As an example, consider the evolution of region-based convolutional networks, which started
out as prohibitively slow with a CNN as a single component and
became very fast and much more accurate over the course of their development into
end-to-end deep networks.
Thus, in the context of motion estimation, one could expect end-to-end deep learning to not only bring large improvements
in speed, but also in accuracy, especially considering the inherent ambiguity of motion estimation
and the ability of deep networks to learn to handle ambiguity from experience. % TODO instead of experience, talk about compressing large datasets / generalization
However, we think that the current end-to-end deep learning approaches to motion
estimation are limited by a lack of spatial structure and regularity in their estimates,
which stems from the generic nature of the employed networks.
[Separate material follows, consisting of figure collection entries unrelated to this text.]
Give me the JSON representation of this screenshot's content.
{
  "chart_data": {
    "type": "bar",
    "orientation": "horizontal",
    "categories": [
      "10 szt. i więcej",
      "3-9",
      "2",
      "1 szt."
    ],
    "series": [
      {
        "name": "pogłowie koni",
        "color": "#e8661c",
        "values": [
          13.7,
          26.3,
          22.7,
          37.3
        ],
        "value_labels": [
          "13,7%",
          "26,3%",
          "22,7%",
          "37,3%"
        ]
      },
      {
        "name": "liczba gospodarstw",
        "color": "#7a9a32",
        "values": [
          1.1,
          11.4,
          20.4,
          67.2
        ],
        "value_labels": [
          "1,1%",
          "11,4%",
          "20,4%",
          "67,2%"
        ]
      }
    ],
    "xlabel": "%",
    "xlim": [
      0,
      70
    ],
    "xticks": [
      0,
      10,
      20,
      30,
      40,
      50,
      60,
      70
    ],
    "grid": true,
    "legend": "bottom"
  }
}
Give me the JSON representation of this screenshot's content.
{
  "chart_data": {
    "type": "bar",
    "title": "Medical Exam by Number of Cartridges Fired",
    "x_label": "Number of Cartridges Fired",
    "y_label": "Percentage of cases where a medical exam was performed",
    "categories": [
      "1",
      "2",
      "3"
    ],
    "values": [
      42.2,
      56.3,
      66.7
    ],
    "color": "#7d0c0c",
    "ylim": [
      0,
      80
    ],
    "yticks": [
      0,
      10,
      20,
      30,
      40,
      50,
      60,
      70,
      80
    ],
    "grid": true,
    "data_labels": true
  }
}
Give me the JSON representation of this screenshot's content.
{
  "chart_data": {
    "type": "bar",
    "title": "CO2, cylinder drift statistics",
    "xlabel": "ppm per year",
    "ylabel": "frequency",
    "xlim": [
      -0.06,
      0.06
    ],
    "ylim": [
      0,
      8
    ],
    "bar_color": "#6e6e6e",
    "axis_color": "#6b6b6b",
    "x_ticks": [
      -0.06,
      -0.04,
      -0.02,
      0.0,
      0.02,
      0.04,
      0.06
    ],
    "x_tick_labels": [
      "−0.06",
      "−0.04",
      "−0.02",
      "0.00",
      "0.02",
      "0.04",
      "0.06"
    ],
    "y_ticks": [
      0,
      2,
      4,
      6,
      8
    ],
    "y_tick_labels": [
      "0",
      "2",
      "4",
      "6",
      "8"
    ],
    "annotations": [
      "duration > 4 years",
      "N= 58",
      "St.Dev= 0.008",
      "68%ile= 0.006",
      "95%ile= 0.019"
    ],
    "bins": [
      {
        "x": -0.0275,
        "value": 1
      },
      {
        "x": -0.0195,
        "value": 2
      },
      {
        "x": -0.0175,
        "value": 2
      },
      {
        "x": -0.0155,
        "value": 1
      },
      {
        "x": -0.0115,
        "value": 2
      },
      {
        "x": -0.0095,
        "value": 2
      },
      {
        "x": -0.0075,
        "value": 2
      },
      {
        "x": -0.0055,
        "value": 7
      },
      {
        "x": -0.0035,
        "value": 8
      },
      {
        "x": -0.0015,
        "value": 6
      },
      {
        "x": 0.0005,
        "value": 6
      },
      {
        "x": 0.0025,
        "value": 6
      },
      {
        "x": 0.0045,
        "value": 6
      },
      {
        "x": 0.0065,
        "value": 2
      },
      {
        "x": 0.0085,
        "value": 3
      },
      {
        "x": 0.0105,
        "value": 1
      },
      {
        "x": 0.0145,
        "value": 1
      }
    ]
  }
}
To this end, we aim to combine the modelling benefits of rigid scene decompositions
with the promise of end-to-end deep learning.
\paragraph{End-to-end deep networks for 3D rigid motion estimation}
End-to-end deep learning for predicting rigid 3D object motions was first introduced with
SE3-Nets \cite{SE3Nets}, which take raw 3D point clouds as input and produce a segmentation
of the points into objects together with the 3D motion of each object.
Bringing this idea to the context of image sequences, SfM-Net \cite{SfmNet} takes two consecutive frames and
estimates a segmentation of pixels into objects together with their 3D motions between the frames.
In addition, SfM-Net predicts dense depth and camera motion to obtain full 3D scene flow from end-to-end deep learning.
For supervision, SfM-Net penalizes the dense optical flow composed from all 3D motions and the depth estimate
with a brightness constancy proxy loss.